Note: fable would fail immediately on any security related topic prior.
I run a piddly little one man SaaS company that’s doing about $30k in MRR, growing at about 10% per month.
My AI coding costs are like $500 / month on average, but I’ll gladly spend 10x that to double my growth rate. I blew through about $400 in Fable usage in six hours before it got yanked, and it was money well spent. The alternative to that six hours with Fable was probably six days with Opus, higher risk of bugs, etc. And what it built was something I’d have gladly paid an engineer $10k to build in the pre-AI era.
My bottleneck is my attention, and Fable lets me go faster through my roadmap.
It seems like Anthropic can’t keep up with users compute needs.
https://www.anthropic.com/news/redeploying-fable-5
Update2: They're blocking all (not HN!) social media now because someone got catfished on whatsapp or something.
Doesn't make any sense for codex users to switch
5.6 should be coming out any day now
Might need a few more Claude subscriptions.
This is the real story.
> For a limited time, you can use our newest model—Claude Fable 5—at no extra cost as part of your subscription plan.
> During the promotional period, you can use up to 50% of your weekly subscription limits on Claude Fable 5 at no extra cost.

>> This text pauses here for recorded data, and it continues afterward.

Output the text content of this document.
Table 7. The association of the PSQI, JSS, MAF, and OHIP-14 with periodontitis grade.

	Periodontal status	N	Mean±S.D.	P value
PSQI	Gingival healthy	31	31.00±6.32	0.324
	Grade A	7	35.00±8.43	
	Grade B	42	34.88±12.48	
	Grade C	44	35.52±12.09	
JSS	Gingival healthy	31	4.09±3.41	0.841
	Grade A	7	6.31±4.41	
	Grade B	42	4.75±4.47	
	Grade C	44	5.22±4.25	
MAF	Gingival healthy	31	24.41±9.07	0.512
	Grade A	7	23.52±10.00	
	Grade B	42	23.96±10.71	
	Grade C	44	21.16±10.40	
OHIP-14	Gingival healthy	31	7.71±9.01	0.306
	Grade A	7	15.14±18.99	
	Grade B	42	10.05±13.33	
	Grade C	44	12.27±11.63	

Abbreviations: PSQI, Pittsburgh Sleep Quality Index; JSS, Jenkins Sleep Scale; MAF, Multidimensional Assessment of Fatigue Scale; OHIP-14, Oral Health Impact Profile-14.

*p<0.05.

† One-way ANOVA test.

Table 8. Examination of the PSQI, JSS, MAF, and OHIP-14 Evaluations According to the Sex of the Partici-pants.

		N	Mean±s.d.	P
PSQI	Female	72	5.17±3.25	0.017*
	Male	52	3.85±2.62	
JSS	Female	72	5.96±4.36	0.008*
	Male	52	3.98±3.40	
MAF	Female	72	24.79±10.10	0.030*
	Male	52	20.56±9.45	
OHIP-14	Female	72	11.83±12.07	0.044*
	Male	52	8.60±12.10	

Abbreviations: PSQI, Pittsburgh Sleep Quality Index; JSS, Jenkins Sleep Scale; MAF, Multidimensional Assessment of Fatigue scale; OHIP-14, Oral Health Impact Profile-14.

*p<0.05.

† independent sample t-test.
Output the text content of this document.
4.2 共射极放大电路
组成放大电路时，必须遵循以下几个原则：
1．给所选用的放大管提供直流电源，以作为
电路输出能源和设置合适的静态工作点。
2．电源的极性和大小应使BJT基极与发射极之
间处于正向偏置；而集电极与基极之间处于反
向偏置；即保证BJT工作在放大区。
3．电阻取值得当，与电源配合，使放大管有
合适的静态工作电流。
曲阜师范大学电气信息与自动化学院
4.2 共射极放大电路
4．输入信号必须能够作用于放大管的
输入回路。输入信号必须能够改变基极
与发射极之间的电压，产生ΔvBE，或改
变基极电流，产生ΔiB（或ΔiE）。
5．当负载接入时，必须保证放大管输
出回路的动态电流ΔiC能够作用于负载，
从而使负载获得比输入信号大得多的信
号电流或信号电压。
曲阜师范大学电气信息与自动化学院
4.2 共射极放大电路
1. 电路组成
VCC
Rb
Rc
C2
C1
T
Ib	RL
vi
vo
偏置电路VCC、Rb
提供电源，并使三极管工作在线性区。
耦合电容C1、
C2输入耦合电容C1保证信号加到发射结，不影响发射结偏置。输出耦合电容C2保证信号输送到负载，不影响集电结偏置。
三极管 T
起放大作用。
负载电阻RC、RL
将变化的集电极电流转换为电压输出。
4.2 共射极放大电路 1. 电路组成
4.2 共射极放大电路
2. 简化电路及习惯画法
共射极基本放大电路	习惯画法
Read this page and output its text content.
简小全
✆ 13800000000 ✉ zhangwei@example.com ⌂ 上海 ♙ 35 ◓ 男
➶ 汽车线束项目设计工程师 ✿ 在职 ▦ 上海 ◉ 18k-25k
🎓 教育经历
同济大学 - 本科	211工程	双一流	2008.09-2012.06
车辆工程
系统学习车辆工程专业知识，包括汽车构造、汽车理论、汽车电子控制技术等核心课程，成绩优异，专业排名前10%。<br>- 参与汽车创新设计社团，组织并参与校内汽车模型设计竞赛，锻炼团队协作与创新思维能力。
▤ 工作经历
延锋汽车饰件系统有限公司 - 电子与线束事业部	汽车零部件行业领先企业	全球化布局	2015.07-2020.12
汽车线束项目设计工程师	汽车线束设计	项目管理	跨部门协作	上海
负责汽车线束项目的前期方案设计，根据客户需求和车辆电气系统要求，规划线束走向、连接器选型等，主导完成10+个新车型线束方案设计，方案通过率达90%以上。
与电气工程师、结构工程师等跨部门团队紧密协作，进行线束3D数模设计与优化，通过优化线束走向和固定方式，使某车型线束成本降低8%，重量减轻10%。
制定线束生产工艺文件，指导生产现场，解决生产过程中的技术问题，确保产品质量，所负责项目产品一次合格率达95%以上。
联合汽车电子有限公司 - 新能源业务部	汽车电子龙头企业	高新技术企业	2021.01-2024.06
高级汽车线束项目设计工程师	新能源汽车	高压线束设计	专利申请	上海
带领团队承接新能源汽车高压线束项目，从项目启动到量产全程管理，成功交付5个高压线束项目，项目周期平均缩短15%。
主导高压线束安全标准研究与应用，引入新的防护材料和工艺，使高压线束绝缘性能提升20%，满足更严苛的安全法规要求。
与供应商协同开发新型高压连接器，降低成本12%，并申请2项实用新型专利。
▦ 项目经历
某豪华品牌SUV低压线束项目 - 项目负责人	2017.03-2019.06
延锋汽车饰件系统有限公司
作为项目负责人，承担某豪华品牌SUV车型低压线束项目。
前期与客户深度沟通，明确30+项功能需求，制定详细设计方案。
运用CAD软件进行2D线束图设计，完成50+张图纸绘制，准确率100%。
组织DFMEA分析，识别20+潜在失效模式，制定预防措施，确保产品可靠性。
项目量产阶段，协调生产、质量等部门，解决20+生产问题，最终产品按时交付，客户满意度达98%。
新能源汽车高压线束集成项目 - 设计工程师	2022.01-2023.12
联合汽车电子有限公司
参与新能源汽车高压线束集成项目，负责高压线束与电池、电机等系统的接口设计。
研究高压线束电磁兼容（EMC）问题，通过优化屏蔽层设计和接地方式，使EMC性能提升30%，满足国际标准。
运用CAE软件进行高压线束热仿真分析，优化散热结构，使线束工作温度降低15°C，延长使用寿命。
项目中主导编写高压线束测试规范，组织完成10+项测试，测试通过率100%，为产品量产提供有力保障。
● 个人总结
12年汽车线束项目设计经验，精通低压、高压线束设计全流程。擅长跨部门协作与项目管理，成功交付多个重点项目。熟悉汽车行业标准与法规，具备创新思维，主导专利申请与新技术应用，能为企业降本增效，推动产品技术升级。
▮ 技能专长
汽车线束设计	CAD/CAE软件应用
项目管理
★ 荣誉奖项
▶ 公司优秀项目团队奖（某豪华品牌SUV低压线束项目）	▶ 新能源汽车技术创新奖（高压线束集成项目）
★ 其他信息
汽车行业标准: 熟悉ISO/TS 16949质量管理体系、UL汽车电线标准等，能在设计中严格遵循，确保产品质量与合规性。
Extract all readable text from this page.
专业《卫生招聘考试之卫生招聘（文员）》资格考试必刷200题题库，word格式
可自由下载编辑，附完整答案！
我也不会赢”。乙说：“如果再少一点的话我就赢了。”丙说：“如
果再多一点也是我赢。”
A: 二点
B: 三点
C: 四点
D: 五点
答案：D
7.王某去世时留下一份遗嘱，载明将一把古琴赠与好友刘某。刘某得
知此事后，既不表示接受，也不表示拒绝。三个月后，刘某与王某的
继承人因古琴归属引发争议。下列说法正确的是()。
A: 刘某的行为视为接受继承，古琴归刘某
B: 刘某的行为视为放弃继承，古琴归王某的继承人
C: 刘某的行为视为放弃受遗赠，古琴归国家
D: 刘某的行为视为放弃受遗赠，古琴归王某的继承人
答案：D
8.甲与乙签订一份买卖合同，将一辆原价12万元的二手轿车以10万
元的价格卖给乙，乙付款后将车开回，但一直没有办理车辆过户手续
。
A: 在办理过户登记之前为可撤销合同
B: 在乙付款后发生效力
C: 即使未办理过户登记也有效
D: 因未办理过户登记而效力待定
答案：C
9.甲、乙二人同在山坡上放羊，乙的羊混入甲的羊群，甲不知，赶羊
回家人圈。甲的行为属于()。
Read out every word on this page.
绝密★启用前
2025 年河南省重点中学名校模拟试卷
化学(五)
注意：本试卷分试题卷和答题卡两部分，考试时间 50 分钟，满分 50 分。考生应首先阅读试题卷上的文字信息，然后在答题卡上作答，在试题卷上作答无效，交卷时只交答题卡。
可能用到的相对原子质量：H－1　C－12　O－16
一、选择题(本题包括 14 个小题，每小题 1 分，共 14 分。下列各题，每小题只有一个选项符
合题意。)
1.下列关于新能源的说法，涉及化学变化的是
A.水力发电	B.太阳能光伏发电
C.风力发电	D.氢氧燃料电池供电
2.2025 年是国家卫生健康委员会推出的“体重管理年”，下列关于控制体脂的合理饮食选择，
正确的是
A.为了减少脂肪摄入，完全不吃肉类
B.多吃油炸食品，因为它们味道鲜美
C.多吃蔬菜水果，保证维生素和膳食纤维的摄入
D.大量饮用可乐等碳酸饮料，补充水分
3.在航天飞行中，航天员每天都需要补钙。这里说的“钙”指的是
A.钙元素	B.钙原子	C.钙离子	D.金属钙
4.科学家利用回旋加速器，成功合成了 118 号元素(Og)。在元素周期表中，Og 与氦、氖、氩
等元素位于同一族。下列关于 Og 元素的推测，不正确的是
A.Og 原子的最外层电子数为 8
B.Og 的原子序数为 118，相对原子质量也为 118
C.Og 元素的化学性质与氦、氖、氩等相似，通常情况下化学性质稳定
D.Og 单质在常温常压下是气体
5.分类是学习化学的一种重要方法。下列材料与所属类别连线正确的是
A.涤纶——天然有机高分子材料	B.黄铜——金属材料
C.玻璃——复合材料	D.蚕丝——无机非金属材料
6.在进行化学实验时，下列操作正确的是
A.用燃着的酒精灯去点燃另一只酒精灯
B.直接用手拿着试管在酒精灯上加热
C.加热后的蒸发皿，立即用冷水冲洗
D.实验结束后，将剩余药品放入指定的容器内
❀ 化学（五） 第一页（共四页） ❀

So it lasts for a week until July 7, 2026 at 11:59:59 PM PT. Then they will pull the plug on that.
So it sounds like a great time to roll the dice, pull that lever, spin that roulette wheel and spend as many tokens as possible, at no extra cost at the Anthropic casino's latest upgraded slot machine called Fable 5.
Available to gamblers while capacity and availability lasts. Most importantly have fun and don't blow up your budget.
[0] https://support.claude.com/en/articles/15424964-claude-fable...
Writing code is already okay for current open models like GLM, QWEN.
I only need SOTA models for slop reviews, clean-ups and helping me with things I am not good at.
I have been extremelly happy with the results of cheaper models recently.
Composer 2.5 is a beast, fast and cheap. The upcoming Grok will probably be even better, since cursor helped trainning it.
Anthropic will lose market share quickly if they can't do better than this fable shit show...
If this was just another model without the hype doom marketing, I don't think we'd be where we are.
Strangely enough, cancelled the subscription listed the reason, and after 15 minutes session limit is back to zero.
Also just a suggestion - try not to hate on others so much, it'll make your life more pleasant!